Thinking

One of those things I was thinking about today was thinking. Not something new I need to go into. It’s always there. Interesting how it comes up in meetings at times, as one of those problems we all have.

We talk about how we start our day most of the times. Begins with prayer for the majority and meditation. And then there are these moments, when some will tell how their minds wandered off and they got caught up in thinking. I sure know all about that.

When we start with the Serenity Prayer in meetings, I can try to focus, but will often find myself wandering in my head. I know I’m not alone, because others have told me. I know it’s not always an irritation, although I sometimes think it should be.

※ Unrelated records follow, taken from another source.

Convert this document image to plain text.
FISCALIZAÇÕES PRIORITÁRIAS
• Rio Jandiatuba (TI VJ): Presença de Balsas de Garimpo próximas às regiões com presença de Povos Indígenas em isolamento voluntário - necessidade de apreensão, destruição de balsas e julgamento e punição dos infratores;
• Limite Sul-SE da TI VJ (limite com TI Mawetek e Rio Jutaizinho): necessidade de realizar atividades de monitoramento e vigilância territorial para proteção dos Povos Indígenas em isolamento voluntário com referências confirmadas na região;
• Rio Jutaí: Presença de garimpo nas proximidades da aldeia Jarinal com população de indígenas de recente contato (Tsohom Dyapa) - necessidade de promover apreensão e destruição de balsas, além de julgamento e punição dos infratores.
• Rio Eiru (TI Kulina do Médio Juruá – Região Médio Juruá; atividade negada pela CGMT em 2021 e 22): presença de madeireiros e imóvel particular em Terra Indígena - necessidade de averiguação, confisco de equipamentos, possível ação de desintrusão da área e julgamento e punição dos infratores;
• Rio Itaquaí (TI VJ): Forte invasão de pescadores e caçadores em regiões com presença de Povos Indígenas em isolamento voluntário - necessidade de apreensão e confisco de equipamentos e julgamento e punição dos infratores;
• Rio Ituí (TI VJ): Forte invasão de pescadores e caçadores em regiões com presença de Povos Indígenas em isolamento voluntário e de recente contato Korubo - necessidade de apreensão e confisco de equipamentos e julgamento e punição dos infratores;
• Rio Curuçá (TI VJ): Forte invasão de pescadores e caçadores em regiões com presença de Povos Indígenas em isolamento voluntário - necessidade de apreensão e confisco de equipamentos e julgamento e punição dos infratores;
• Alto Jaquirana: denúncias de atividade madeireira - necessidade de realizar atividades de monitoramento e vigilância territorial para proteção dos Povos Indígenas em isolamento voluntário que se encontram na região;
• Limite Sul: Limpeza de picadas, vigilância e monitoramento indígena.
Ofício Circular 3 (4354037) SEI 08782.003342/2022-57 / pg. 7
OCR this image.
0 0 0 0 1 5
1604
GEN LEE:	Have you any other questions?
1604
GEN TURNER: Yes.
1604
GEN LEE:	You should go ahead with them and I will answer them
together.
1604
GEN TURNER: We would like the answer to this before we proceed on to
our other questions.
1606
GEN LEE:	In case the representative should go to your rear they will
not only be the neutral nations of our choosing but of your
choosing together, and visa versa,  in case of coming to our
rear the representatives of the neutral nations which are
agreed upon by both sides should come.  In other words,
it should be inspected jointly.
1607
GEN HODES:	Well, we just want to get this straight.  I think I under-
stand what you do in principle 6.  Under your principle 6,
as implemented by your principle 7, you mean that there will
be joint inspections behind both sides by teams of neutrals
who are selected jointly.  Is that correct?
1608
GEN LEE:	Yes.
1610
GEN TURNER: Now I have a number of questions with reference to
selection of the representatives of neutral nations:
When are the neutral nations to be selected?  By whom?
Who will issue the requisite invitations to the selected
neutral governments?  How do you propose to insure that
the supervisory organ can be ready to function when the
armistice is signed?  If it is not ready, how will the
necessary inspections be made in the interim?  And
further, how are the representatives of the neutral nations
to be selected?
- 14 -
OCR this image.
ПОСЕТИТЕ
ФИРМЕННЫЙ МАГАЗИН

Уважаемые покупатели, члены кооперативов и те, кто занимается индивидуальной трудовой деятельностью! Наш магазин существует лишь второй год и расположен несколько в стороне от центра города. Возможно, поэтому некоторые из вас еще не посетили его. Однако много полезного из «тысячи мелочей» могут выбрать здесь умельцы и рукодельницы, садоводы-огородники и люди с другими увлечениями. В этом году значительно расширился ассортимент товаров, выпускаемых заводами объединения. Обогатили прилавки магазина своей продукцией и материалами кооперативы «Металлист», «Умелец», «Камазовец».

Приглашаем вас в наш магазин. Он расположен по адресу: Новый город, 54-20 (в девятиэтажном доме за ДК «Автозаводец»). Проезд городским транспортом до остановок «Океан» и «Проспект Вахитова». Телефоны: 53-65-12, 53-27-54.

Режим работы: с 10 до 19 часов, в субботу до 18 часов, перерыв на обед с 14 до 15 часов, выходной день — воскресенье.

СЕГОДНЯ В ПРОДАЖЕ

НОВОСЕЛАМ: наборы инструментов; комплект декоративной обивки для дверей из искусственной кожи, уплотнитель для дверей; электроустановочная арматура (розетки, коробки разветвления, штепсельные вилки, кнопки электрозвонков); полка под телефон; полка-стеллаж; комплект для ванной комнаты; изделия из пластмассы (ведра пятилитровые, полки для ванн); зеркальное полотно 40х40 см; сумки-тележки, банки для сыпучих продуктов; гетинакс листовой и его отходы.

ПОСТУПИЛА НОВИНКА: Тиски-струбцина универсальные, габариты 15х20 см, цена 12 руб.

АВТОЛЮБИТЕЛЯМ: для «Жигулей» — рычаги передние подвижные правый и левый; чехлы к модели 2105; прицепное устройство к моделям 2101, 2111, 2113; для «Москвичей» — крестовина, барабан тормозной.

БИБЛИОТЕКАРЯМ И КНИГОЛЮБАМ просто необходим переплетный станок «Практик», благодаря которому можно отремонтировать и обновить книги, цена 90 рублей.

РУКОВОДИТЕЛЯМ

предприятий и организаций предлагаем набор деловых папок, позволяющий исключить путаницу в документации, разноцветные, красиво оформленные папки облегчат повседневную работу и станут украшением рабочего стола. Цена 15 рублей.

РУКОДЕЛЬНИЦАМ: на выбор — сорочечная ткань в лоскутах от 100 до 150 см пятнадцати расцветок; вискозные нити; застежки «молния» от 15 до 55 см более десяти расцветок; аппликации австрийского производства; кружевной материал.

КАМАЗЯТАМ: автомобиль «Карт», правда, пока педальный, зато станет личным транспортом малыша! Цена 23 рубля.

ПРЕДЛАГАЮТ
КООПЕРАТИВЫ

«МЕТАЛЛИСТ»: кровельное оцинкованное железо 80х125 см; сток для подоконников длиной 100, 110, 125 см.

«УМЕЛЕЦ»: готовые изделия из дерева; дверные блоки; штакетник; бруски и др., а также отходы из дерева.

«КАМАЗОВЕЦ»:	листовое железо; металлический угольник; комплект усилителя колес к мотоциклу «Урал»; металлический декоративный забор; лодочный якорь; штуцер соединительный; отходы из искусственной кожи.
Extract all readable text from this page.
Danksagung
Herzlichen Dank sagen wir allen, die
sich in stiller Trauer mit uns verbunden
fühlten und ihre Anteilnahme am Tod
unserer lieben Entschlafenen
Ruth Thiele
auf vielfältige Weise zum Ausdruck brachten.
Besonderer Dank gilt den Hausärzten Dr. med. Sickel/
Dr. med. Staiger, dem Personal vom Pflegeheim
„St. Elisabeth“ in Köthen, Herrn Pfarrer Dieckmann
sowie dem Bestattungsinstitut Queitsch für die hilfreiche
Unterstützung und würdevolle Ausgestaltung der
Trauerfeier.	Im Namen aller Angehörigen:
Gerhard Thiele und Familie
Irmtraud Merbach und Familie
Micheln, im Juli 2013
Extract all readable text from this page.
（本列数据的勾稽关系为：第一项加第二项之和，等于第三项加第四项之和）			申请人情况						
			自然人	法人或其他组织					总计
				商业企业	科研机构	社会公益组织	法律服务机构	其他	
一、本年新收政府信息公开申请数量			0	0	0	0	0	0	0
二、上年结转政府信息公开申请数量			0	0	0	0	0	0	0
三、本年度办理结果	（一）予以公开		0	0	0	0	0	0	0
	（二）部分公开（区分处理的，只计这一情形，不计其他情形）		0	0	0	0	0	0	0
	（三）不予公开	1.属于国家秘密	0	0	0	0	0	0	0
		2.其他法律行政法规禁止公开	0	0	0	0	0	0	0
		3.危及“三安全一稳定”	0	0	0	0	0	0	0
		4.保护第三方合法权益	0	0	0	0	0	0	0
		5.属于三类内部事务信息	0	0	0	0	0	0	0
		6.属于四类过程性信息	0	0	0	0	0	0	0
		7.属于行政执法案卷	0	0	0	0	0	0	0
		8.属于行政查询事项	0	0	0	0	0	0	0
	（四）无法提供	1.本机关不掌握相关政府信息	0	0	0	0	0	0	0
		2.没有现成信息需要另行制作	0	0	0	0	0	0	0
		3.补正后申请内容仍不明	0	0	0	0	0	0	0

Anyway we were talking about staying in the present moment and not going off into the future. I remember my sponsor talking to me about this and how it could be hazardous. I was told I must stay where my feet are. Not to do that could lead to me into danger. I could be thinking about something I need to do in the future, and find myself being pulled into anxiety, anger, resentment, fear, self pity. What happened in the past can be a large part of this. And I can find myself in trouble.

I mean here I am supposed to be staying sober a day at a time. Not a week, not a month, and not a year. But right now. So I was told I needed to focus on this. To apply the spiritual way of life to what I am doing right now. To stay where I am. However I remember reading in the BB that we’re not saints. We’re human beings, subject to, what my sponsor told me was stumbling and bumbling and tumbling into my old faults.

One of those things I know I need to try to remember is that I’m not in charge. I am an egotistical, self centered alcoholic, who, when I get caught up in my head, can find myself practicing some of my old defects. And I have to stop.

How often, I know, I can get pulled down into negative attitudes. I was told I had to stop and start my day over, when this happens. to pray and ask for help. To restart a positive attitude and get back where I really am at the moment. Not always easy. But it is do-able I have discovered. The Ninth Step reminds me that we’re here to live a spiritual life. It’s not a theory, it states.

Anyway, I had to stop and think about this, and remember what I should be doing. Staying in the moment. I’m here to stay sober a day at a time. I need to be grateful and practice what I was told I needed to do in here. That’s why I love to think about my old sponsor and those old timers, who taught me what it was I had to do…a day at a time.